In that case, we might think that the doctor had a good defence against accusations of unethical behaviour. To accept this argument we have to agree that the best action is one the which causes the greatest happiness or perhaps the least unhappiness for the patient and perhaps for the patient’s relatives and carers too.

A will die in about 7 days. However, active euthanasia physician-assisted death is never morally permissible. The refusal of treatment to some “defective” newborns, and the subsequent death by dehydration, shows that some cases of letting die are worse than killing. Sign in Create an account. Return to Course Home Page.

Passive euthanasia Passive euthanasia occurs when the patient dies because the medical professionals either don’t do something necessary to keep the passivr alive, or when they stop doing something that is keeping the patient alive. In situations for which passive euthanasia is permissible under this justification, there are no morally sound reason for prohibiting active euthanasia, and in some cases, active euthanasia is morally preferable to passive euthanasia.

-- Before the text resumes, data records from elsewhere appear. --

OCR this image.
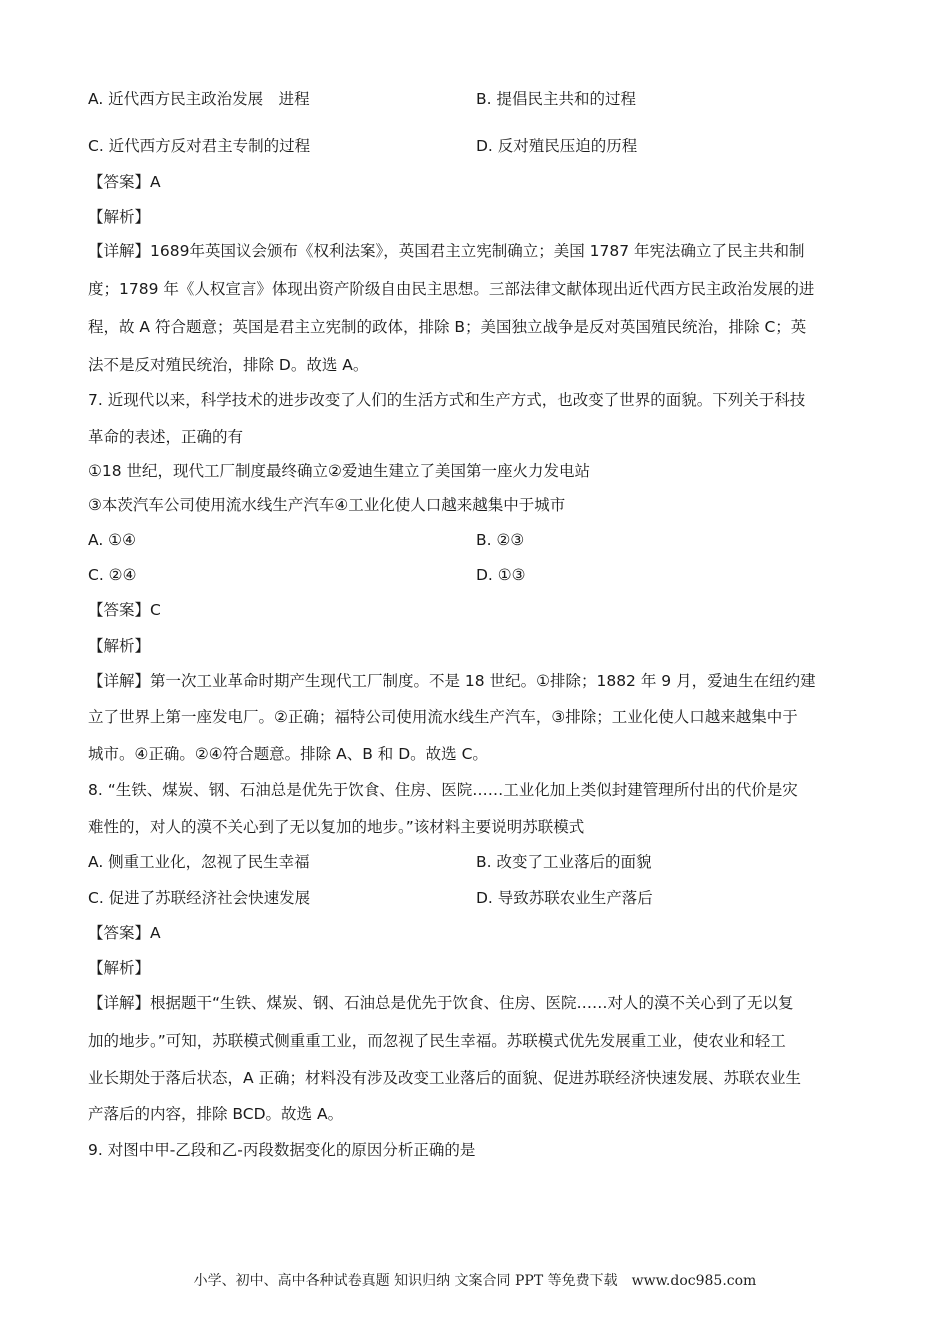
A. 近代西方民主政治发展　进程	B. 提倡民主共和的过程
C. 近代西方反对君主专制的过程	D. 反对殖民压迫的历程
【答案】A
【解析】
【详解】1689年英国议会颁布《权利法案》，英国君主立宪制确立；美国 1787 年宪法确立了民主共和制
度；1789 年《人权宣言》体现出资产阶级自由民主思想。三部法律文献体现出近代西方民主政治发展的进
程，故 A 符合题意；英国是君主立宪制的政体，排除 B；美国独立战争是反对英国殖民统治，排除 C；英
法不是反对殖民统治，排除 D。故选 A。
7. 近现代以来，科学技术的进步改变了人们的生活方式和生产方式，也改变了世界的面貌。下列关于科技
革命的表述，正确的有
①18 世纪，现代工厂制度最终确立②爱迪生建立了美国第一座火力发电站
③本茨汽车公司使用流水线生产汽车④工业化使人口越来越集中于城市
A. ①④	B. ②③
C. ②④	D. ①③
【答案】C
【解析】
【详解】第一次工业革命时期产生现代工厂制度。不是 18 世纪。①排除；1882 年 9 月，爱迪生在纽约建
立了世界上第一座发电厂。②正确；福特公司使用流水线生产汽车，③排除；工业化使人口越来越集中于
城市。④正确。②④符合题意。排除 A、B 和 D。故选 C。
8. “生铁、煤炭、钢、石油总是优先于饮食、住房、医院……工业化加上类似封建管理所付出的代价是灾
难性的，对人的漠不关心到了无以复加的地步。”该材料主要说明苏联模式
A. 侧重工业化，忽视了民生幸福	B. 改变了工业落后的面貌
C. 促进了苏联经济社会快速发展	D. 导致苏联农业生产落后
【答案】A
【解析】
【详解】根据题干“生铁、煤炭、钢、石油总是优先于饮食、住房、医院……对人的漠不关心到了无以复
加的地步。”可知，苏联模式侧重重工业，而忽视了民生幸福。苏联模式优先发展重工业，使农业和轻工
业长期处于落后状态，A 正确；材料没有涉及改变工业落后的面貌、促进苏联经济快速发展、苏联农业生
产落后的内容，排除 BCD。故选 A。
9. 对图中甲-乙段和乙-丙段数据变化的原因分析正确的是
小学、初中、高中各种试卷真题 知识归纳 文案合同 PPT 等免费下载　www.doc985.com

Active euthanasia rachles when the medical professionals, or another person, deliberately do something that causes the euthanxsia to die. Although most actual cases of killing are morally worse than most actual cases of letting die, we are more familiar with cases of killing especially the terrible ones that are reported in the mediabut we are less familiar with the details of euthanasai die. They think it allows them to provide a patient with the death they want without having to deal with the difficult moral problems they would face if they deliberately killed that person.

Now, the conventional doctrine says that letting die is sometimes permissible, whereas killing is always forbidden.